Use inline storage for small hashes #47

rklaehn · 2020-02-15T16:43:12Z

This also gets rid of the Bytes dependency and replaces it with an Arc<[u8]>.

Implementation for #46

Note that the size of this new multihash is 40, where as the size of the old Bytes based multihash is 32, plus the stuff on the heap. I think this is a pretty good tradeoff!

src/storage.rs

dignifiedquire

I like this approach, though I still wonder if just using smallvec and letting the user wrap in an arc if needed wouldn’t make for a nicer separation of concerns,

dignifiedquire · 2020-02-15T17:44:02Z

src/storage.rs

@@ -0,0 +1,43 @@
+use std::sync::Arc;
+
+const MAX_INLINE: usize = 39;


So the total size is 40, a multiple of 8. 1 byte is needed for the enum discriminator.

39 fits all 256 bit hashes with some room to spare. 512 byte hashes won't work though, and I think once you go to such large hashes, you are better off with an Arc<[u8]>.

But the size of the inline buffer can of course be adjusted when even larger hashes become common. The whole mechanism is completely opaque.

rklaehn · 2020-02-15T18:09:26Z

@dignifiedquire smallvec has an overhead of one usize for storing the size https://github.com/servo/rust-smallvec/blob/master/lib.rs#L374 , which is not necessary because the hash already knows how big it is. It also has the overhead of the discriminator, unless you use the "union" feature. https://github.com/servo/rust-smallvec/blob/master/lib.rs#L292, which is disabled by default: https://docs.rs/smallvec/1.2.0/smallvec/#union-feature . Due to the alignment rules, this discriminator costs you 8 bytes on 64 bit arch. So in total an overhead of 16 bytes.

But most of all, it is a dependency containing unsafe code that can cause problems for others and that is not needed for a few LOC.

burdges · 2020-02-16T00:56:53Z

There is an old smallbox crate but comes with a silly inefficiency that's worse than smallvec here.

I'd think fix SmallBox<T, Space> with an inner union that discriminates based on size_of::<T>() < size_of::<Space>(), except..

I presume smallbox really exists to make SmallBox<dyn Trait, Space> work. Ideally, you'd make two vtables for dyn Trait that distinguished between smaller and larger than Space, but this would require deep rustc integration.

It appears possible to do this manually for individual traits, like we really could make a no_std no_alloc compatible SmallError that only takes 16 bytes and lets std::io traits work without std or alloc, so long as error types stay smaller than usize: rust-lang/rfcs#2820 (comment)

It's possible some #[dyn_smallbox] procmaco could abstract this over traits with the current rustc, but nobody did one.

Apologies for the derail, but I'm agreeing with you that smallbox optimizations become messy and custom, especially whenever you want dyn Trait to work.
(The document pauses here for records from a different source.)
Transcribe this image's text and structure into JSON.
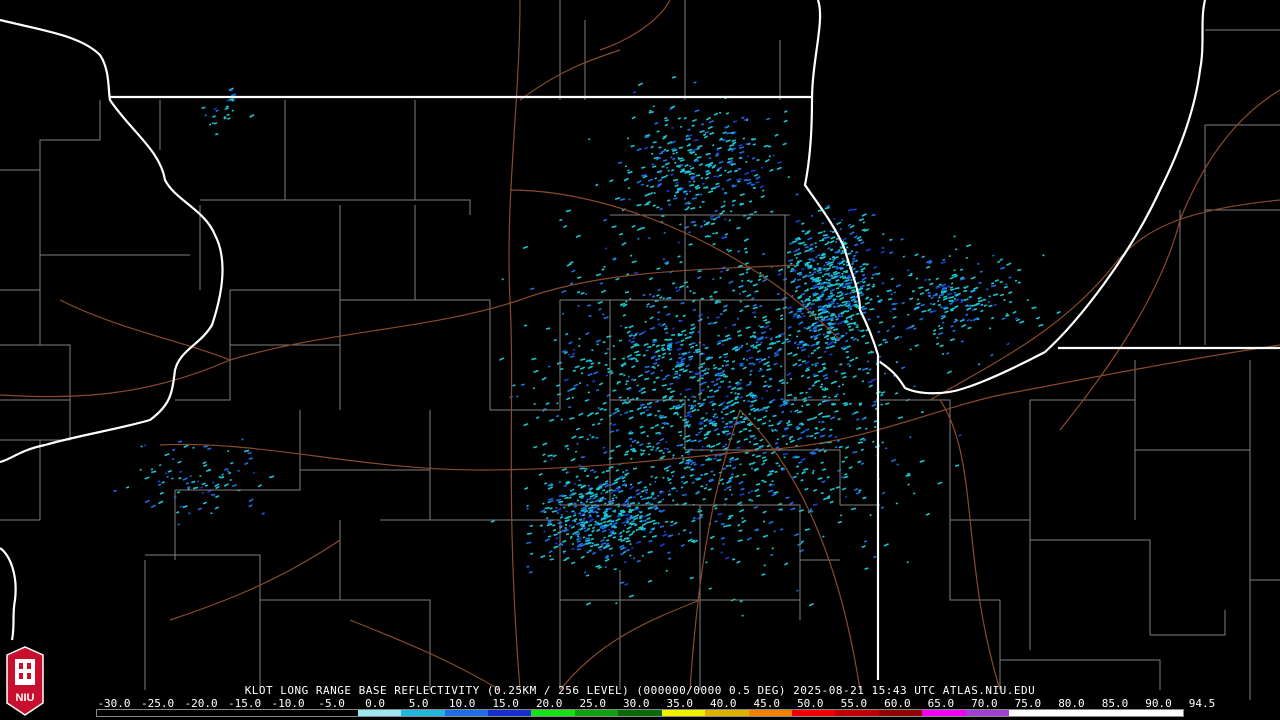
{
  "product": {
    "caption": "KLOT LONG RANGE BASE REFLECTIVITY (0.25KM / 256 LEVEL) (000000/0000 0.5 DEG) 2025-08-21 15:43 UTC  ATLAS.NIU.EDU"
  },
  "logo": {
    "text": "NIU",
    "color": "#c8102e"
  },
  "colors": {
    "state_borders": "#ffffff",
    "county_lines": "#808080",
    "highways": "#8b4a2b",
    "echo_light": "#19c8d2",
    "echo_mid": "#1e6ee6",
    "echo_strong": "#1b3ccf"
  },
  "scale": {
    "labels": [
      "-30.0",
      "-25.0",
      "-20.0",
      "-15.0",
      "-10.0",
      "-5.0",
      "0.0",
      "5.0",
      "10.0",
      "15.0",
      "20.0",
      "25.0",
      "30.0",
      "35.0",
      "40.0",
      "45.0",
      "50.0",
      "55.0",
      "60.0",
      "65.0",
      "70.0",
      "75.0",
      "80.0",
      "85.0",
      "90.0",
      "94.5"
    ],
    "segment_colors": [
      "#000000",
      "#000000",
      "#000000",
      "#000000",
      "#000000",
      "#000000",
      "#9ce8f0",
      "#22b5e0",
      "#1e6ee6",
      "#1530c8",
      "#18e018",
      "#10a010",
      "#0a6a0a",
      "#f0f000",
      "#e0b000",
      "#f08000",
      "#f00000",
      "#c00000",
      "#900000",
      "#f000f0",
      "#a040d0",
      "#ffffff",
      "#ffffff",
      "#ffffff",
      "#ffffff"
    ]
  }
}
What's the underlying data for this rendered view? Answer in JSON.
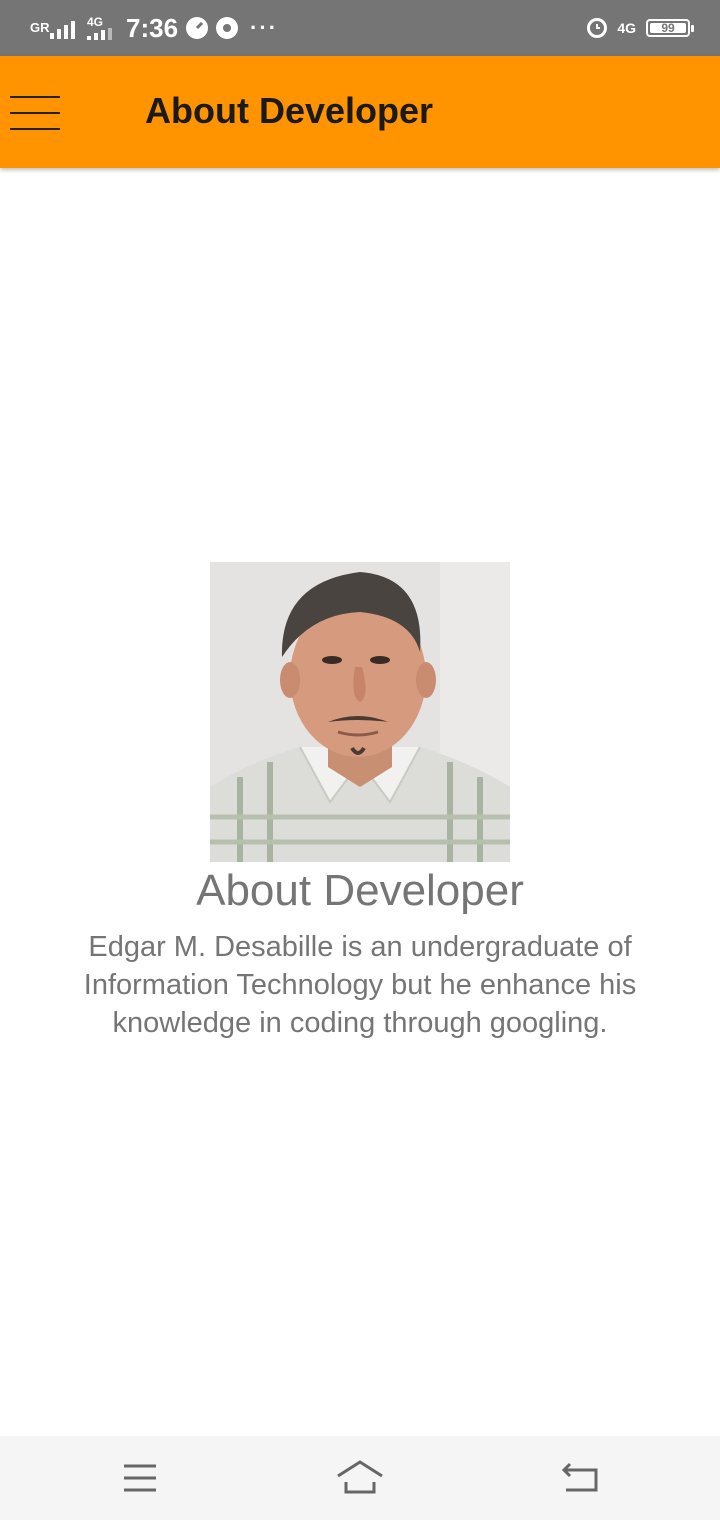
{
  "status_bar": {
    "signal_label": "GR",
    "network_label": "4G",
    "time": "7:36",
    "more": "···",
    "network_right": "4G",
    "battery": "99",
    "icons": [
      "signal-icon",
      "signal-4g-icon",
      "speedometer-icon",
      "chrome-icon",
      "alarm-icon",
      "battery-icon"
    ]
  },
  "appbar": {
    "title": "About Developer",
    "menu_icon": "hamburger-menu-icon",
    "color": "#ff9400"
  },
  "content": {
    "photo_alt": "developer-photo",
    "title": "About Developer",
    "description": "Edgar M. Desabille is an undergraduate of Information Technology but he enhance his knowledge in coding through googling."
  },
  "navbar": {
    "icons": [
      "menu-icon",
      "home-icon",
      "back-icon"
    ]
  }
}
I'm also however pointing out that alloc being optional comes with some benefits, although perhaps not for multihash.

rklaehn · 2020-02-16T19:48:02Z

@burdges interesting, but I think in this case just doing the branching manually is best. It is quite simple code.

rklaehn · 2020-02-17T08:29:30Z

Thought about this some more.

Given that the average 256 bit hash is 32 bytes, 34 bytes with metadata, there is enough room to store the length separately in 40 bytes to avoid this awkward recomputation of the length from the content. Will update the PR. Then the storage is just an efficient encoding of an arbitrary Vec, giving better separation of concerns.
The way Bytes was used here, there is really no benefit in Bytes over Arc<[u8]>.

We can afford it since the average hash is 34 bytes, and we want this thing to be a multiple of 8 large.

vmx

Nice!

I've run this code against Vec and Bytes based on the use case the libp2p has: https://gist.github.com/vmx/0dc0d981b522e2834084559faa0dcb56

On my machine this code code is always faster or similar (never slower).

src/storage.rs

The next useful limit would be 62, which would make the whole thing 64 bytes large and fit any 384 bit hash, but I don't think those are very common yet.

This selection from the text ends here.